Evaluation of Decoherence for Quantum Control and Computing

TL;DR

This paper introduces a measure of decoherence based on the density matrix that quantifies environment-induced errors in quantum systems, with properties useful for analyzing multi-qubit quantum computing devices.

Contribution

It proposes a decoherence measure that is independent of initial conditions and internal dynamics, and demonstrates its additivity for multi-qubit systems, aiding quantum computer error estimation.

Findings

The measure is independent of initial conditions.

It is insensitive to internal system time scales.

Additivity allows error estimation in multi-qubit systems.

Abstract

Different approaches in quantifying environmentally-induced decoherence are considered. We identify a measure of decoherence, derived from the density matrix of the system of interest, that quantifies the environmentally induced error, i.e., deviation from the ideal isolated-system dynamics. This measure can be shown to have several useful features. Its behavior as a function of time has no dependence on the initial conditions, and is expected to be insensitive to the internal dynamical time scales of the system, thus only probing the decoherence-related time dependence.
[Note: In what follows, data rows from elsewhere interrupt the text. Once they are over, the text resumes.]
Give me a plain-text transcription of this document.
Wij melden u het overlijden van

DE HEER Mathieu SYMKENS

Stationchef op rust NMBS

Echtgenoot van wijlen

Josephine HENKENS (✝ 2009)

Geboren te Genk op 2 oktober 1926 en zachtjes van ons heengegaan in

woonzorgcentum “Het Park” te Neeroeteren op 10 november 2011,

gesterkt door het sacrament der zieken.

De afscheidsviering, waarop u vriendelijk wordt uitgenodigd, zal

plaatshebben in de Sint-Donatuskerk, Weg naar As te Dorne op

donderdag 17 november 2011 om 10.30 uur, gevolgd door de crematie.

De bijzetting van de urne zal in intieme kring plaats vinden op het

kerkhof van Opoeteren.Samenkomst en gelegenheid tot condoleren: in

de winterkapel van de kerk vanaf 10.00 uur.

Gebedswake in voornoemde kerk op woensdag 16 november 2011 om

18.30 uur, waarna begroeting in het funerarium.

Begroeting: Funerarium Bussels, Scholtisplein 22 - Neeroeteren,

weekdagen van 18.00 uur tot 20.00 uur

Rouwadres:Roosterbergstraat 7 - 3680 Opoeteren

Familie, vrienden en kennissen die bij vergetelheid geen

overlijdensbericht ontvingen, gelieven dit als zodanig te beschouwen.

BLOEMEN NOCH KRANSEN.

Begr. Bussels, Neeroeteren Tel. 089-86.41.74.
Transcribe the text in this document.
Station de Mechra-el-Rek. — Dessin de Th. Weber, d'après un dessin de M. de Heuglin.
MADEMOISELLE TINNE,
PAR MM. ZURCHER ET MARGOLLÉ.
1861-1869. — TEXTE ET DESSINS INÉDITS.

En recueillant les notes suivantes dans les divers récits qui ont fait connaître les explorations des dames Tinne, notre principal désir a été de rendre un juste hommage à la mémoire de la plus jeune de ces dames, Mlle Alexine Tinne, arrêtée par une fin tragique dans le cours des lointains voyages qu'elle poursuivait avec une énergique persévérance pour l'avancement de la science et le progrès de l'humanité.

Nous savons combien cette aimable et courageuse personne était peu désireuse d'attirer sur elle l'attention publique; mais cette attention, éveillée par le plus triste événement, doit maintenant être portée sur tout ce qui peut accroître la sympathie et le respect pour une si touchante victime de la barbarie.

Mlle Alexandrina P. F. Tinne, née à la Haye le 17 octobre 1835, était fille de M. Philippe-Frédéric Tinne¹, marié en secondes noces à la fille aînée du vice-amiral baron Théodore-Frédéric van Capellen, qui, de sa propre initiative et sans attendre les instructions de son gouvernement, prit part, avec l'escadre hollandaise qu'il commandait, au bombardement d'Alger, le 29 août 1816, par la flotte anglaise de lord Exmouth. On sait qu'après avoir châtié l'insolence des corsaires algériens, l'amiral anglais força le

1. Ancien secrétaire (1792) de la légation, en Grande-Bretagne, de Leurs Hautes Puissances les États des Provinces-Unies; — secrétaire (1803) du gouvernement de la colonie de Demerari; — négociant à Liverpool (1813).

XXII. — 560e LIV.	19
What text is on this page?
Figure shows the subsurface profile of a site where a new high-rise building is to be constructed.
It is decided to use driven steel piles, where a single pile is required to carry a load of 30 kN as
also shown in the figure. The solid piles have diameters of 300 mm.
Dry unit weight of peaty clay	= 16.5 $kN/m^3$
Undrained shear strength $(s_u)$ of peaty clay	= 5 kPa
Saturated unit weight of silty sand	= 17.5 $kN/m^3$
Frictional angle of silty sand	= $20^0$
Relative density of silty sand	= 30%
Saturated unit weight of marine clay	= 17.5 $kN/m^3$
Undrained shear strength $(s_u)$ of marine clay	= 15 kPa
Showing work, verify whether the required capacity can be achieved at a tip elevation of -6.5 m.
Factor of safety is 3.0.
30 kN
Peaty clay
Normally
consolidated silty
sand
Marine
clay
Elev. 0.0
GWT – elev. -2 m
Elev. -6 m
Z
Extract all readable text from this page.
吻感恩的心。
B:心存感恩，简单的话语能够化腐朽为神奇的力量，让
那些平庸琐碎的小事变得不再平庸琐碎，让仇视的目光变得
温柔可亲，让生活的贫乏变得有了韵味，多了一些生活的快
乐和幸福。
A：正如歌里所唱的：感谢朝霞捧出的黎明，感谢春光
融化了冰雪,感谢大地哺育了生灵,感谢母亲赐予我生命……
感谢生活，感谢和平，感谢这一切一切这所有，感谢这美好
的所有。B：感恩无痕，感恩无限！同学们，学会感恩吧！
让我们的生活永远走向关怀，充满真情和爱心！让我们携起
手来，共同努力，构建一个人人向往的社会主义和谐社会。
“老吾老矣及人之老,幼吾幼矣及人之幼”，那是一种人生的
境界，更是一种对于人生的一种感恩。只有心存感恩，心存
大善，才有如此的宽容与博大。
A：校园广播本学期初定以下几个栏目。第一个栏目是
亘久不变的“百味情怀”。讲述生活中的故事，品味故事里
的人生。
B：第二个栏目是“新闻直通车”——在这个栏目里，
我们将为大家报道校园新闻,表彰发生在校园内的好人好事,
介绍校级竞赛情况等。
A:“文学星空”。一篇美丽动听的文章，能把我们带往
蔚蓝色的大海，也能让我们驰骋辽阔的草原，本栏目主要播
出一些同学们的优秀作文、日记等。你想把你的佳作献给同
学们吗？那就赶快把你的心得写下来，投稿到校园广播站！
For a spin-boson model - a prototype of a qubit interacting with environment - we also demonstrate the property of additivity: in the regime of the onset of decoherence, the sum of the individual qubit error measures provides an estimate of the error for a several-qubit system, even if the qubits are entangled, as expected in quantum-computing applications. This makes it possible to estimate decoherence for several-qubits quantum computer gate designs for which explicit calculations are exceedingly difficult.